A popular meal across the Arabian Peninsula, this rice concoction typifies Saudi cuisine through its re-use of water: any liquid used to cook the meat (chicken, lamb, fish, or camel) is often recycled in the cooking of the accompanying spiced, long-grain rice.
Like kabsa, saleed is also a communal dish, served on a platter and eaten by hand. Originating in the west of the country, it consists of creamy, porridge-like short-grain rice and roasted meat. Melted ghee or butter is drizzled over the top, and the whole is often served with salata hara (a spicy, salsa-like condiment), duggus (a chili tomato-parsley sauce), or a tomato and cucumber salad.
The shwarma is another favourite, and a popular street food. This slow-cooked meat dish is marinated in salt, lemon, paprika and cumin, along with any number of other exotic spices, before being spit-roasted and packed into khubz (a flat, pita-like bread) along with yogurt, onion, tomato, lettuce, and spicy pepper.

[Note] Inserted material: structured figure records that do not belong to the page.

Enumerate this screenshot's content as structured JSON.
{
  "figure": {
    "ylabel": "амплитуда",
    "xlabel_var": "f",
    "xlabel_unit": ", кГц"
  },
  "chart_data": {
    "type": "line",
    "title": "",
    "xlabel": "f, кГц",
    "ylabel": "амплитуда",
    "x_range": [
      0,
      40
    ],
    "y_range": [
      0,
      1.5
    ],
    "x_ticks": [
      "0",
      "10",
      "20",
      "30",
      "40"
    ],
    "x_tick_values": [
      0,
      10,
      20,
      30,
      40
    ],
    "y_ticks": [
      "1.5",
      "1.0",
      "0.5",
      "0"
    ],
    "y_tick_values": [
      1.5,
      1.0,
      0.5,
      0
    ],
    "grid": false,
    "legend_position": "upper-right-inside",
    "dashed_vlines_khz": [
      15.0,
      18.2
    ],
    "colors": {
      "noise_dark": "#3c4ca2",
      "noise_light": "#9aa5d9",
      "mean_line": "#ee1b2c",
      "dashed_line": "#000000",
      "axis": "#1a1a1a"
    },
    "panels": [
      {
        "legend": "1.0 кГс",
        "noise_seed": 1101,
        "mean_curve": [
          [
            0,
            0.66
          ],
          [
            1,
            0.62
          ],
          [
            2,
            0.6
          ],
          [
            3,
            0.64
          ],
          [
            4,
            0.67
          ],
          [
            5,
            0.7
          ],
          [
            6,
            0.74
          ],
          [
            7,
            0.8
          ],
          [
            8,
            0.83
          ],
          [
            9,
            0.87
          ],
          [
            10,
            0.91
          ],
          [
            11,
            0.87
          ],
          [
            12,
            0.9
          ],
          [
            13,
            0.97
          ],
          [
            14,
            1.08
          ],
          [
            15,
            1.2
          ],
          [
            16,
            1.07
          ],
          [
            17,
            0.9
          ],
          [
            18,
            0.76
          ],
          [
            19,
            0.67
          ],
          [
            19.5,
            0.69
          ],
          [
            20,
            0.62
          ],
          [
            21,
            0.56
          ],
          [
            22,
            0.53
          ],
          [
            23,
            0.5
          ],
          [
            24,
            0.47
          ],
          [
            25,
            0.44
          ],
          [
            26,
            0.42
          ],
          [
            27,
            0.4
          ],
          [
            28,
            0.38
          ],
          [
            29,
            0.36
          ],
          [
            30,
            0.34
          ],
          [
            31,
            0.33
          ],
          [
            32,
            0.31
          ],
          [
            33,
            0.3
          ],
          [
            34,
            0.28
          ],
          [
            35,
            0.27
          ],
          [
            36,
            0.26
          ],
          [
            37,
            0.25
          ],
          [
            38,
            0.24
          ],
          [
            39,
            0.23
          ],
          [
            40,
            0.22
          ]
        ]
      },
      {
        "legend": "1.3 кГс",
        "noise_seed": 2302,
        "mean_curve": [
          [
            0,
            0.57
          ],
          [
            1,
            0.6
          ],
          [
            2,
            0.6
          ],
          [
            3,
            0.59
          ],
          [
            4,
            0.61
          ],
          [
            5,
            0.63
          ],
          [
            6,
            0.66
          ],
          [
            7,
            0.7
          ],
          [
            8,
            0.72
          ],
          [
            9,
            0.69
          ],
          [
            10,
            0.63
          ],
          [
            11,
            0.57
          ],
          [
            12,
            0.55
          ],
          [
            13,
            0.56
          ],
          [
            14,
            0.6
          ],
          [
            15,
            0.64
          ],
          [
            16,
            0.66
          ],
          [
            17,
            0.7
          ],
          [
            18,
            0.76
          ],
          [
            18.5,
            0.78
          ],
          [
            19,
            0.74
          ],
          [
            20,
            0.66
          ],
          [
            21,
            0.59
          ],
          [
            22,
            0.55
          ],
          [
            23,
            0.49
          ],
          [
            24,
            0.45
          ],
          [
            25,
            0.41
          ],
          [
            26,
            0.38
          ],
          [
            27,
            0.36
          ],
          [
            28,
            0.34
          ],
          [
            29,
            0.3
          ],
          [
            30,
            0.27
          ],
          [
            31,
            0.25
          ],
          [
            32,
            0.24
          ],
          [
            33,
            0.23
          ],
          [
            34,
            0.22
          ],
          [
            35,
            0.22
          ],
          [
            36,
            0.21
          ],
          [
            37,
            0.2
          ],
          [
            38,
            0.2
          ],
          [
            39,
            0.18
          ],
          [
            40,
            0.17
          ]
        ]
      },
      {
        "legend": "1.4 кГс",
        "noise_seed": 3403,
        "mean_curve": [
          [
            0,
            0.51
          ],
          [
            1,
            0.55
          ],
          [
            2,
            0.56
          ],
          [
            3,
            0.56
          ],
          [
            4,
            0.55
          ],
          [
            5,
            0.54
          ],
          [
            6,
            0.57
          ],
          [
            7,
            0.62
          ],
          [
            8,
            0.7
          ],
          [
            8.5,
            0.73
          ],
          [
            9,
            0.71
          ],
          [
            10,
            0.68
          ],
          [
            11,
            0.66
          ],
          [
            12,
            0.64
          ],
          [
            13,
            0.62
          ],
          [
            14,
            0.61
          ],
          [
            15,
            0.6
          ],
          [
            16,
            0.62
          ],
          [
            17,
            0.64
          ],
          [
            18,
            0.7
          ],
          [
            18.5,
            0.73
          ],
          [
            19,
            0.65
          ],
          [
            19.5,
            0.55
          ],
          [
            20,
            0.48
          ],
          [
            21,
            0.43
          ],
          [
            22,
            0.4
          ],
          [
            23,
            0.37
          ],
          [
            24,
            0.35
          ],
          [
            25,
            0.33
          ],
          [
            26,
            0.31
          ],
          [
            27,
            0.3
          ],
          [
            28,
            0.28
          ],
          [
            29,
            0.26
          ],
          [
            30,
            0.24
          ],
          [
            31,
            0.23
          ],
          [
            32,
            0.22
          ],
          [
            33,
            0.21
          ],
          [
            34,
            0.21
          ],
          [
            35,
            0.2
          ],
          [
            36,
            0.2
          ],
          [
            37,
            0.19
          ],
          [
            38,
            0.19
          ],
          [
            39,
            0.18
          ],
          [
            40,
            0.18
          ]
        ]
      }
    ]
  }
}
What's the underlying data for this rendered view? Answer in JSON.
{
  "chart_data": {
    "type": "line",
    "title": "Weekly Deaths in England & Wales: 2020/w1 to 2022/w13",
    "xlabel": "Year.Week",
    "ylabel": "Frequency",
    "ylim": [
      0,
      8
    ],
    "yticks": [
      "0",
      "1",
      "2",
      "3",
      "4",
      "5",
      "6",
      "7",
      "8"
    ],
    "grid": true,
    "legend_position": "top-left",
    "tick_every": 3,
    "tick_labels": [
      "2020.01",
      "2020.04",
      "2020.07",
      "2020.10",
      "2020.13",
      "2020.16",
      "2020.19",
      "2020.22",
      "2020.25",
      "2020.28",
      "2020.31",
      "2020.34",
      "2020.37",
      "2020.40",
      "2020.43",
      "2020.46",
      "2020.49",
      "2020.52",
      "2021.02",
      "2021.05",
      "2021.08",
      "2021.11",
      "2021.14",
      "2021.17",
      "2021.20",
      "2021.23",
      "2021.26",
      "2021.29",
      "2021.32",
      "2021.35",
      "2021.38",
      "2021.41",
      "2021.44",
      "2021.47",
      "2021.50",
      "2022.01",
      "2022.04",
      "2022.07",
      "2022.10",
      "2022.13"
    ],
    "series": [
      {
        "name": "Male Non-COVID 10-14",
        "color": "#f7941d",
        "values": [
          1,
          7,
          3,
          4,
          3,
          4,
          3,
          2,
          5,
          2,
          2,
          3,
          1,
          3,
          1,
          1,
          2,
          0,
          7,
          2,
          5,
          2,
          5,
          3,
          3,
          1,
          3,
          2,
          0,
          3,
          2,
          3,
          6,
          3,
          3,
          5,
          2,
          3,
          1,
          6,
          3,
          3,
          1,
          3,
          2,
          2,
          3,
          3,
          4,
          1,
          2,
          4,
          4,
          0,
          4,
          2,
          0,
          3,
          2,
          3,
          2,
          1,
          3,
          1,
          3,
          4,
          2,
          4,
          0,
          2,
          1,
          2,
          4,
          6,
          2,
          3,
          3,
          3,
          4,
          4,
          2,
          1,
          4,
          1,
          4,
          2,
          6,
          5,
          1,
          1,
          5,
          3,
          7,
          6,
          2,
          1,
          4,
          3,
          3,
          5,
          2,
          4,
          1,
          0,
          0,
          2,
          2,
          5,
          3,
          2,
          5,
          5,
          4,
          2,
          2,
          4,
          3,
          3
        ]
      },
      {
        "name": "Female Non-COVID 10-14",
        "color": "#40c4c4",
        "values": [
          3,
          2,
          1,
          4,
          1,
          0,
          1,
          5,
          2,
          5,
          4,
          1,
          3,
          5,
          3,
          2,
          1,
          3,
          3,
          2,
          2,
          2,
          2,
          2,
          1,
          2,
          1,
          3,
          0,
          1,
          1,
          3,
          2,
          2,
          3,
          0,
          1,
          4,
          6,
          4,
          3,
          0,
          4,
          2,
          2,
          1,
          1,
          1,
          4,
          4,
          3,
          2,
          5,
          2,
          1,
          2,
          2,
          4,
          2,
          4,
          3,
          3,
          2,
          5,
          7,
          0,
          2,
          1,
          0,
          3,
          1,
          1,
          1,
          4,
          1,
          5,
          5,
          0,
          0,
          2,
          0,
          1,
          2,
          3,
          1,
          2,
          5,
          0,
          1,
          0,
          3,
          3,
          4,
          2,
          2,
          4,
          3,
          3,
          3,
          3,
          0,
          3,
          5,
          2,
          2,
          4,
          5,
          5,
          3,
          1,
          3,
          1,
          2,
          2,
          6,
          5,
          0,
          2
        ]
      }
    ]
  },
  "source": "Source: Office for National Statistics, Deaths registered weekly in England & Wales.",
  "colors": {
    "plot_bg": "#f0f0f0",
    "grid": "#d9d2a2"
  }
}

Slightly less substantial though no less tasty, is harees, a mix of coarse ground wheat and water, butter, and meat, and a staple during Ramadan. Then there’s the traditional gursan, made with paper thin sheets of bread and vegetable broth; hininy, which consists of dates, butter and brown bread flavoured with saffron and cardamom; and tharid, a spicy lamb stew thickened with barley bread. And of course, one mustn’t forget the date: right there in the nation’s emblem, it’s gastronomically ubiquitous; the iconic symbol of Arabian hospitality and an essential part of life in the Kingdom.